L’opération de Georgia Meloni a été lancée ce 16 octobre 2024. Avec cinq mois de retard sur le calendrier prévu, 16 hommes requérants d’asile, originaires d’Égypte et du Bangladesh ont été amenés par un navire de guerre italien de 80 mètres, fort d’un équipage de 60 personnes, à Shengjin, en Albanie. De là, ils ont été conduits dans un centre d’accueil. Les attendait une procédure accélérée, prévue en 28 jours. S’ils obtenaient l’asile, ils seraient ramenés en Italie. Dans le cas contraire, ils seraient transférés dans le centre de renvoi (CPR), situé dans un village voisin, où ils pourraient être retenus pour une durée allant jusqu’à 18 mois. Les centres d’accueil sont prévus pour héberger 880 personnes, le CPR compte 144 places et la prison 20. Coût total pour les contribuables italien·nes : 670 millions sur cinq ans. Le prix de la traversée maritime de trois jours pour les 16 premiers hommes: plus de 250 000 euros.


Déjà des dysfonctionnements
Cette procédure externalisée était prévue uniquement pour les hommes adultes en bonne santé. Or, le quotidien de gauche Il Manifesto annonçait déjà le lendemain que deux mineurs bengalis et deux hommes égyptiens vulnérables avaient été rapatriés par le même bateau vers l’Italie, le jour-même. Une rumeur non confirmée faisait état de la présence d’un troisième mineur.

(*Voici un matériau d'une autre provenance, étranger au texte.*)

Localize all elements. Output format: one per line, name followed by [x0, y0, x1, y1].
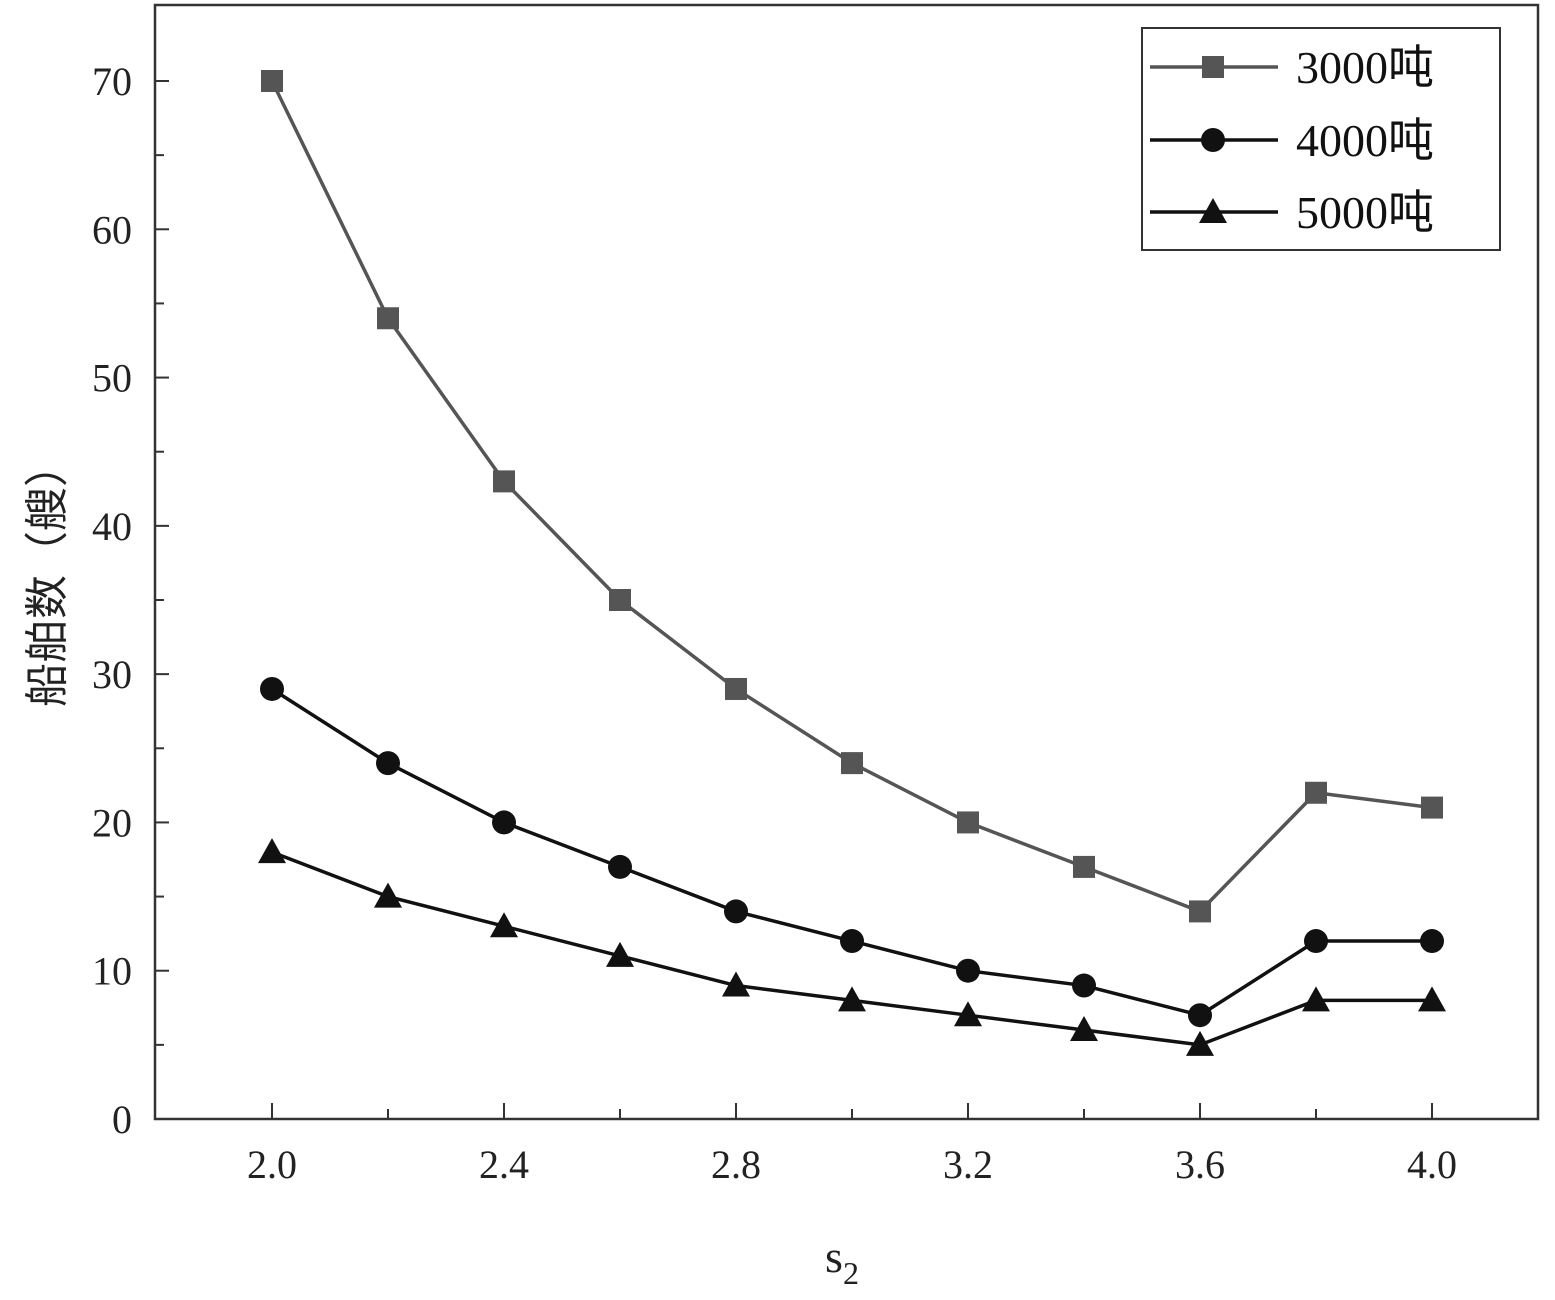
data-point [1070, 1016, 1098, 1042]
series-layer [258, 70, 1446, 1056]
data-point [838, 986, 866, 1012]
legend: 3000吨 4000吨 5000吨 [1141, 27, 1501, 251]
data-point [493, 470, 515, 493]
data-point [1305, 781, 1327, 804]
x-axis-title-subscript: 2 [843, 1255, 859, 1291]
data-point [1072, 973, 1096, 998]
y-tick-label: 60 [92, 207, 132, 252]
data-point [609, 589, 631, 611]
y-tick-label: 20 [92, 800, 132, 845]
x-axis-title: s2 [825, 1231, 859, 1291]
data-point [724, 899, 748, 924]
x-tick-label: 4.0 [1407, 1142, 1457, 1187]
data-point [1186, 1030, 1214, 1056]
data-point [606, 941, 634, 967]
series-circle [260, 676, 1444, 1028]
y-tick-label: 10 [92, 949, 132, 994]
data-point [1073, 855, 1095, 878]
data-point [376, 751, 400, 776]
data-point [722, 971, 750, 997]
y-axis: 0 10 20 30 40 50 60 70 [92, 59, 169, 1142]
series-triangle [258, 838, 1446, 1056]
data-point [1188, 1003, 1212, 1028]
legend-marker [1202, 56, 1224, 78]
legend-item-square: 3000吨 [1150, 42, 1434, 93]
legend-marker [1201, 128, 1225, 152]
data-point [840, 929, 864, 954]
data-point [1418, 986, 1446, 1012]
data-point [1302, 986, 1330, 1012]
data-point [1420, 929, 1444, 954]
data-point [490, 912, 518, 938]
data-point [954, 1001, 982, 1027]
data-point [957, 811, 979, 834]
data-point [258, 838, 286, 864]
data-point [1421, 796, 1443, 819]
data-point [261, 70, 283, 92]
legend-marker [1199, 198, 1227, 223]
x-tick-label: 2.8 [711, 1142, 761, 1187]
data-point [725, 677, 747, 700]
y-axis-title: 船舶数（艘） [23, 443, 72, 707]
data-point [956, 958, 980, 983]
series-square [261, 70, 1443, 923]
y-tick-label: 40 [92, 504, 132, 549]
legend-label: 5000吨 [1296, 187, 1434, 238]
data-point [260, 676, 284, 701]
legend-item-triangle: 5000吨 [1150, 187, 1434, 238]
data-point [492, 810, 516, 835]
legend-label: 3000吨 [1296, 42, 1434, 93]
y-tick-label: 70 [92, 59, 132, 104]
data-point [374, 882, 402, 908]
data-point [1304, 929, 1328, 954]
plot-area-border [153, 3, 1540, 1121]
legend-label: 4000吨 [1296, 115, 1434, 166]
x-tick-label: 3.2 [943, 1142, 993, 1187]
x-tick-label: 2.4 [479, 1142, 529, 1187]
legend-item-circle: 4000吨 [1150, 115, 1434, 166]
y-tick-label: 50 [92, 356, 132, 401]
data-point [608, 854, 632, 879]
y-tick-label: 0 [112, 1097, 132, 1142]
x-tick-label: 3.6 [1175, 1142, 1225, 1187]
y-tick-label: 30 [92, 652, 132, 697]
x-tick-label: 2.0 [247, 1142, 297, 1187]
data-point [841, 752, 863, 775]
data-point [1189, 900, 1211, 923]
data-point [377, 307, 399, 330]
plot-frame [153, 3, 1540, 1121]
x-axis: 2.0 2.4 2.8 3.2 3.6 4.0 [247, 1103, 1457, 1187]
x-axis-title-main: s [825, 1231, 843, 1282]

La suite ne s’est pas fait attendre : le 18 octobre, la rétention des 12 requérants d’asile restants en Albanie n’a pas été validées par le tribunal italien responsable, ils doivent donc être ramenés sur le sol italien. Un désaveu pour le gouvernement. Qui ne lâche pourtant pas l’affaire, puisque le ministre de l’Intérieur, Matteo Piantedosi déclare que le projet albanais deviendra « une loi européenne ».

 

Xénophobes européens en effervescence
De toute façon, le mal est fait, le projet Meloni va au-delà de l’opération en Albanie et a déjà fait des émules. Lors du sommet européen de Bruxelles, qui s’est tenu en même temps que le feuilleton juridique italo-albanais, les projets d’externalisation ont fusé ; de la part, entre autres des Pays-Bas, ou du Danemark, dont le gouvernement alors social-démocrate avait été le premier à avancer l’idée de sous-traiter le droit d’asile à des pays moins riches. La Suisse n’est évidemment pas en reste : Beat Jans a déclaré dernièrement ne plus être fondamentalement opposé à l’externalisation.


La justification de ce démantèlement massif des droits est toujours la même « mettre un terme à la migration irrégulière ». C’est rageant de bêtise et de méchanceté, parce que si cette migration est irrégulière, c’est parce que ces mêmes États membres européens ont soigneusement, année après année, raboté les possibilités légales des ressortissant·es extra-européen·nes d’arriver sur le sol du Vieux Continent.


The European dream ends here
La société civile, elle, était au rendez-vous de ses responsabilités. Sur le port, pour accueillir le bateau, se tenaient des activistes avec une banderole : « The European dream ends here ». Sidorela Vatnikaj explique que c’est le rêve de la jeunesse albanaise d’une Europe démocratique qui s’interrompt ici. Vatnikaj est sans doute la personne qui dans cette histoire a tenu le discours le plus sensé. Nous ne pouvons pas oublier que la Convention de Genève sur le statut de réfugié, piétinée par Meloni, est un fondement de nos démocraties, et qu’elle a été créée pour ne pas répéter les horreurs des guerres mondiales, qui ont commencé sur le continent européen. 

 

Cet article a d'abord été publié dans le Bulletin Sosf n° 4/2024.